Key Takeaways for Security Operations

Flexible, adjustable UI: Agents work alongside humans. AI Agents require a flexible workflow that supports continuous interactions between humans and machines across multiple stages – starting investigation, accepting evidence, forming a hypothesis, providing next steps. It's a flexible looping flow crossing multiple iterations.

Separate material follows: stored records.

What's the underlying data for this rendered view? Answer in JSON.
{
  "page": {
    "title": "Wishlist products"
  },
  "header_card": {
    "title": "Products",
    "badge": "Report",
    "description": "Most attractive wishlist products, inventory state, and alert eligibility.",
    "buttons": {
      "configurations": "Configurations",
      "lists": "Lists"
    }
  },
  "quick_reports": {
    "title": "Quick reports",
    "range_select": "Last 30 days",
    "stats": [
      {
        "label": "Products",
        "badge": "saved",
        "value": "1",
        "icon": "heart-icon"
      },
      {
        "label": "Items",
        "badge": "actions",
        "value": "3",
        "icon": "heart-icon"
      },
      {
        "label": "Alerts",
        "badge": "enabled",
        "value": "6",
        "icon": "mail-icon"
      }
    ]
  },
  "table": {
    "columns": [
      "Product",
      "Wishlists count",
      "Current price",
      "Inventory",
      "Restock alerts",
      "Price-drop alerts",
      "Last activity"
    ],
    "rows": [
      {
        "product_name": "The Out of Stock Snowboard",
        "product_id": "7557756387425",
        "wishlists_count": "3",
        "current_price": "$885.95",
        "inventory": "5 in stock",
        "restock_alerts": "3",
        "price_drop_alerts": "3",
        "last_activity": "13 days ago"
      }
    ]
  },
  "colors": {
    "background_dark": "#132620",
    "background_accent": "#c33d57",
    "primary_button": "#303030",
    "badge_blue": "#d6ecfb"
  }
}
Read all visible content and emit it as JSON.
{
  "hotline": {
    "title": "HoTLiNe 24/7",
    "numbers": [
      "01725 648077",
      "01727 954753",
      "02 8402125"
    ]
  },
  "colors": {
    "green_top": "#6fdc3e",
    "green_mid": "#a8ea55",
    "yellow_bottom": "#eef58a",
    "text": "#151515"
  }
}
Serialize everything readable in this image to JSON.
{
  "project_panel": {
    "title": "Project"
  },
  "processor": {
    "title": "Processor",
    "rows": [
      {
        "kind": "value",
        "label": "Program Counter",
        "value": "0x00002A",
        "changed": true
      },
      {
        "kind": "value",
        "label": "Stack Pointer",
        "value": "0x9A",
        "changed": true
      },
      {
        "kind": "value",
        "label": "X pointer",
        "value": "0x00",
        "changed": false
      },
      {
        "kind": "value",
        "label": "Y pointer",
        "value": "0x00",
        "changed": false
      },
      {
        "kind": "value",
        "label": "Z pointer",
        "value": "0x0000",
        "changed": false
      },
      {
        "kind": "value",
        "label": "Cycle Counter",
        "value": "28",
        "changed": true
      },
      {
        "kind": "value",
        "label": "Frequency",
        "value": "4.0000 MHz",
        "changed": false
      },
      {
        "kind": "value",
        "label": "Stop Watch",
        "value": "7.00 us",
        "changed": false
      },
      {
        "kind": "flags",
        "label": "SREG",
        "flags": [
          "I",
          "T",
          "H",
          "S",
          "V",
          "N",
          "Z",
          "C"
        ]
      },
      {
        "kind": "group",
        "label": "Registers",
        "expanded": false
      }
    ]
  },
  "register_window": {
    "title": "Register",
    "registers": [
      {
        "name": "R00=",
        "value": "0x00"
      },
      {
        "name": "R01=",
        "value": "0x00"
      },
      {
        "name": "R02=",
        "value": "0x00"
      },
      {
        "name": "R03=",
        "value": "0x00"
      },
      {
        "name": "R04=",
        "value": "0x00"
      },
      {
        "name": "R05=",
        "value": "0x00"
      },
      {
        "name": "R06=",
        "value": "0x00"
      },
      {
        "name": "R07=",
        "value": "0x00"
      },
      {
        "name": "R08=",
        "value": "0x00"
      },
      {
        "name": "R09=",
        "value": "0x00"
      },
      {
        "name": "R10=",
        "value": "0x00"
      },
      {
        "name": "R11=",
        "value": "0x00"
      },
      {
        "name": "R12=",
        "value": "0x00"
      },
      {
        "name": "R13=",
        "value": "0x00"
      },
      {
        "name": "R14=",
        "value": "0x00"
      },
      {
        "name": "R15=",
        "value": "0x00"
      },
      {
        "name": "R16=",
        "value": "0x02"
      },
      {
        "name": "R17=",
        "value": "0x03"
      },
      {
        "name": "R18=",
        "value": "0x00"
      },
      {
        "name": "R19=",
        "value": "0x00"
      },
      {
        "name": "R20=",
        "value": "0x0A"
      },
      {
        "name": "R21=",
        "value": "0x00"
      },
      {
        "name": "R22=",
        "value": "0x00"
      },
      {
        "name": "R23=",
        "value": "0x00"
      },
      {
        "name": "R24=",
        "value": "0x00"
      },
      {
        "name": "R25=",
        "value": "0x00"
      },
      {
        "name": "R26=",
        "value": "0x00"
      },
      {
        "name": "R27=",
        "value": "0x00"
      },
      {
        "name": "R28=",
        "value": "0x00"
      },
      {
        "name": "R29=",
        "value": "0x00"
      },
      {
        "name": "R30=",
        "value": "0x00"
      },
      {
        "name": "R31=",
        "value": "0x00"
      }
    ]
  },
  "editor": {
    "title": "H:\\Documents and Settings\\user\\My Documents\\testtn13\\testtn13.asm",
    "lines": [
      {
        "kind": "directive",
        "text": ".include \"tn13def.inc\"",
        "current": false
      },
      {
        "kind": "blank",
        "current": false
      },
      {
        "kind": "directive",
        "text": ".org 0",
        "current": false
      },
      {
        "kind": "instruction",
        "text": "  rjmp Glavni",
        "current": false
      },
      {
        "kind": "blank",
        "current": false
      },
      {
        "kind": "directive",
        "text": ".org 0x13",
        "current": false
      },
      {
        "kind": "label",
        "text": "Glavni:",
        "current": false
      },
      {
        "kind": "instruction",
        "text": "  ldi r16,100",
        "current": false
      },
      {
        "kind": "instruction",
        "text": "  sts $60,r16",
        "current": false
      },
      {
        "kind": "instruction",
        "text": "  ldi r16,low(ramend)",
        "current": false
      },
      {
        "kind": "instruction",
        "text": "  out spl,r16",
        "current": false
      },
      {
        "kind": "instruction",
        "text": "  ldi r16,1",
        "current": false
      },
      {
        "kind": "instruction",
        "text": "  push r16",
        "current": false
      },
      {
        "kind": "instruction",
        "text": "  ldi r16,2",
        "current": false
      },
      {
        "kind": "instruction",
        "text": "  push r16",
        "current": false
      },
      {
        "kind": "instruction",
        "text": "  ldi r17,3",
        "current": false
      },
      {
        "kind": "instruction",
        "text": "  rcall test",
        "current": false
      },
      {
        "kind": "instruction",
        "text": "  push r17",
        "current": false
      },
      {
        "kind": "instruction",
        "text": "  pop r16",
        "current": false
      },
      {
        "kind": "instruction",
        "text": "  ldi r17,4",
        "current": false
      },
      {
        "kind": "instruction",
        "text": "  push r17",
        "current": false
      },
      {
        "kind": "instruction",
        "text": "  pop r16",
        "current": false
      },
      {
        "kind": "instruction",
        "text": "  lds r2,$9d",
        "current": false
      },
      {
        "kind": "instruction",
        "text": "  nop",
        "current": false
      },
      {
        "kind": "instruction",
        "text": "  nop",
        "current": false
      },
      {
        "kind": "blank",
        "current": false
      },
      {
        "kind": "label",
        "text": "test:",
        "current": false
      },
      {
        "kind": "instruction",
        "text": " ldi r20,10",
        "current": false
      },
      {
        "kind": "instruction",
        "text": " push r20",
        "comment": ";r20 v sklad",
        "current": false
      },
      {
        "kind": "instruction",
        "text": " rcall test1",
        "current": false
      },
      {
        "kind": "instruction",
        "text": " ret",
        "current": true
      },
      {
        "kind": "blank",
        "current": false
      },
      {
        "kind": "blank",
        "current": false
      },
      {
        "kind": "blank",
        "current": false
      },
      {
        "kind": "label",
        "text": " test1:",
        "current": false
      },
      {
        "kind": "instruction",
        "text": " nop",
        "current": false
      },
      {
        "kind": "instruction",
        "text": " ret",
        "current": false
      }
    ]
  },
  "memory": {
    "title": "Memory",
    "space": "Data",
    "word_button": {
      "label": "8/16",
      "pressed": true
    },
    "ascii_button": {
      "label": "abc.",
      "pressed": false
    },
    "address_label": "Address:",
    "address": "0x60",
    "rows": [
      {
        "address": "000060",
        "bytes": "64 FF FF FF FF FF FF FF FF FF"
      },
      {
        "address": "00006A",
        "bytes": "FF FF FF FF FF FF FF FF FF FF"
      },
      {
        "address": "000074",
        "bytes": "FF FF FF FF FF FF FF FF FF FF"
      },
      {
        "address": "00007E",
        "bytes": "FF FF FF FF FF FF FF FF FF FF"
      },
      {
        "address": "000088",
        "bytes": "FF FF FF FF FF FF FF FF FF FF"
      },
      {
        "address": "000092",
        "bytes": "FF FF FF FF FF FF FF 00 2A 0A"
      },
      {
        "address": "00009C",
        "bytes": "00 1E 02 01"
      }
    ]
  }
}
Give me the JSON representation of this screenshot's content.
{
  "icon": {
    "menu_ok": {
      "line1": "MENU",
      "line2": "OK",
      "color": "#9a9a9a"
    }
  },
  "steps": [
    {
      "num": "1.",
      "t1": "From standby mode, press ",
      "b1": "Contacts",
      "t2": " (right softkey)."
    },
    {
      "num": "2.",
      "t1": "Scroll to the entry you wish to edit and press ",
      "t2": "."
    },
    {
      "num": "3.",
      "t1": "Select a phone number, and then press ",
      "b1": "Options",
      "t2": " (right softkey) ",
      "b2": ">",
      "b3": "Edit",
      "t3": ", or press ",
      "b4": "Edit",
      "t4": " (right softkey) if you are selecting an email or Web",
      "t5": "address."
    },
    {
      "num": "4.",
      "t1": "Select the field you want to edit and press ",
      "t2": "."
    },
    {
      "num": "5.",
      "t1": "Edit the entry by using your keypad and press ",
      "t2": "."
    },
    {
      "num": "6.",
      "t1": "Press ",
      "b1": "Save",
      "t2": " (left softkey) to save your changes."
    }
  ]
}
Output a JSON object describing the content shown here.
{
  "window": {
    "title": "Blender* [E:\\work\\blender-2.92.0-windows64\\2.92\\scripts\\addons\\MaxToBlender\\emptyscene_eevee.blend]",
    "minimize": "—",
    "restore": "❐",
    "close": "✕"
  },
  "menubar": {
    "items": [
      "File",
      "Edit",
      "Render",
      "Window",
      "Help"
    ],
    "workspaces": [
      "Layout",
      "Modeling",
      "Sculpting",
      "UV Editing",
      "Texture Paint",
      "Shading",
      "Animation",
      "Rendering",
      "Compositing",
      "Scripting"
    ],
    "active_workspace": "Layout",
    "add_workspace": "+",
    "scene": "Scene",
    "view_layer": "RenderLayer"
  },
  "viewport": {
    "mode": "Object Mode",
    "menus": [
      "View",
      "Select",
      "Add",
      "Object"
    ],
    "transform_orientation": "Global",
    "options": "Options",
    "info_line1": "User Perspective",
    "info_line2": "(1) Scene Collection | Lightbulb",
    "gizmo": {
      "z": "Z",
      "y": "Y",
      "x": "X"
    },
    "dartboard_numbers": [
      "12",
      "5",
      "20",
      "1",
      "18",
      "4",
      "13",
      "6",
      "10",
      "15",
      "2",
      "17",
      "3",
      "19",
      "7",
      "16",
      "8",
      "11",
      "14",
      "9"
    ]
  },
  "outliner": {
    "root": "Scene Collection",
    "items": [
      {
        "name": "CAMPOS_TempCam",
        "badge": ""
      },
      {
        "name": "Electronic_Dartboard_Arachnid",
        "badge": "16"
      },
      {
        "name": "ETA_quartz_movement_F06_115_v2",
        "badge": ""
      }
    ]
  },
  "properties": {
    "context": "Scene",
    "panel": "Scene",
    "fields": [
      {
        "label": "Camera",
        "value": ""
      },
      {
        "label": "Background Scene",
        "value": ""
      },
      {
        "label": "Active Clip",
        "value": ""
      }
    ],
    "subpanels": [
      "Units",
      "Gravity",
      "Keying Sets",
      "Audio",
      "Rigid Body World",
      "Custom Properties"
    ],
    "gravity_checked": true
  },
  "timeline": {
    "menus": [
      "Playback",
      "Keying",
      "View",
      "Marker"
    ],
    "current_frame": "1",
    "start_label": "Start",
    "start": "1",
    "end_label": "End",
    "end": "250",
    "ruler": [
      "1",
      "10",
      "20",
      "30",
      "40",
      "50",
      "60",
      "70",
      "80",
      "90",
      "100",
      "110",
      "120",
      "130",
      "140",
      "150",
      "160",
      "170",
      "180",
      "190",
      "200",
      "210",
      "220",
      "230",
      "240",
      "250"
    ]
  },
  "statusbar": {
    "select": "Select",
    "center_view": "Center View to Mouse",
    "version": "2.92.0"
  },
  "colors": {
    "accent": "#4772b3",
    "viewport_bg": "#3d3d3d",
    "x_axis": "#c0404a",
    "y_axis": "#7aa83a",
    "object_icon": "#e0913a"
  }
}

Autonomy: While human-in-the-loop is the norm for agentic security workflows, agents show remarkable abilities to come up with hypotheses, gather evidence, and iterate until they solve the problem. They do not get tired or run out of options and give up. However, this "aggressive" exploration requires new approval flows — an AI agent that autonomously takes remediation action without analyst consent is a recipe for disaster. (4)

New controls are required: Most agent actions are asynchronous, which means traditional transactional, synchronous request/response models are a poor match. Start, stop, and pause buttons are essential for controlling the agentic flow — otherwise you end up with the "Sorcerer's Apprentice" situation: self-replicating agents investigating without stopping, creating an expensive mess.

You "hire" AI to perform a task: These are no longer tools, they are reasoning entities. AI service already consists of multiple specialized agents monitored by a Supervisor. Very soon, we will introduce multiple levels of management with sub-supervisors and "team leads." That means developing Role-Based Access Control (RBAC) and agent versioning. Safeguarding the agentic data is going to be even more important than signing NDAs with your human staff.

Continuously Learning Systems: Agents learn, quickly becoming experts in whatever systems they work with. The initial agent, just like a new SOC analyst on day one, will know very little, but they will quickly become the "adult in the room" with more access and more experience than most humans. This will create a massive shift in how security operations centers function.

Regardless of how you feel about AI Agents, it is clear that they are here to stay and evolve alongside their human counterparts. The question for SOC teams isn't whether to adopt agentic AI — it's how to design systems that allow analysts and agents to work together safely and productively.


Greg Nudelman. 16+ years shipping 34 AI products with $500M+ impact for Cisco, Intuit, IBM, GE, eBay, Sumo Logic, LogicMonitor. 24 patents. 6 books, including "UX for AI" (#1 Amazon New Release). 120 keynotes across 18 countries. Built an autonomous agentic SOC investigation platform in 2025, Forrester-rated at 166% ROI. Shipping AI security and observability tools SOC teams actually use.

References

1. Altman, Sam. Reflections. samaltman.com. January 5, 2025. https://blog.samaltman.com/reflections Collected Jan 21, 2025.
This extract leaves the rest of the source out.